← home page

Post Incident Analysis

Objective

This template is designed to help operators understand what happened and how to prevent it from happening again. It is not designed to be used during an incident. After resolving a serious incident, be sure to capture any ephemeral data, then take some time to get rest and then return to conduct the analysis.

Template:

Synopsis

Timeline

Probable Cause

Remediation

Human Communication Transcripts

It is paramount to understand how your team interacted during the incident. Prevention comes in basically 2 flavors: operator improvements and technical redesign. Addressing any improvements to the operations of the service requires an in-depth understanding of how the operators interacted during the incident.

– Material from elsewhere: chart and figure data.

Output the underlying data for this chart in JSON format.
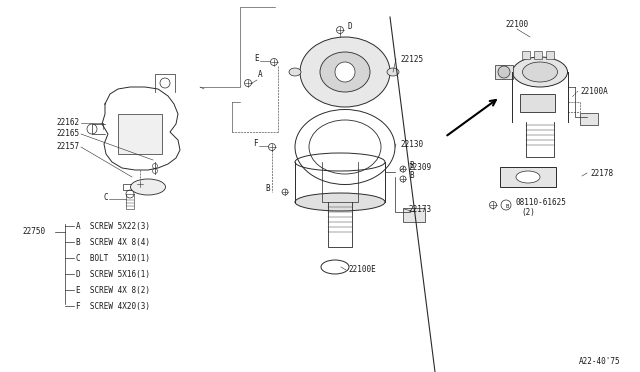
{
  "bg_color": "#ffffff",
  "line_color": "#2a2a2a",
  "text_color": "#1a1a1a",
  "page_ref": "A22-40'75",
  "legend_items": [
    [
      "A",
      "SCREW 5X22(3)"
    ],
    [
      "B",
      "SCREW 4X 8(4)"
    ],
    [
      "C",
      "BOLT  5X10(1)"
    ],
    [
      "D",
      "SCREW 5X16(1)"
    ],
    [
      "E",
      "SCREW 4X 8(2)"
    ],
    [
      "F",
      "SCREW 4X20(3)"
    ]
  ],
  "fig_width": 6.4,
  "fig_height": 3.72,
  "dpi": 100
}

Collect transcripts from your team’s chat tool (e.g. campfire, hipchat, irc) and curate them for long-term storage. Store them in a raw form and then pull up key events into your PIA. Don’t forget to link your PIA to the raw transcripts.

Machine Transcripts

WARNING: This step may be time sensitive depending on your log storage behaviour.

Collect all log data for any system that you have access to. Don’t discriminate, storage is cheap and it is always best to error on the side of too much data. Aggregate these logs into the same store as your human transcripts.

Export all system metrics into static image files. Most systems resolute data overtime and it is important that you have the highest resolution data available to make any conclusions.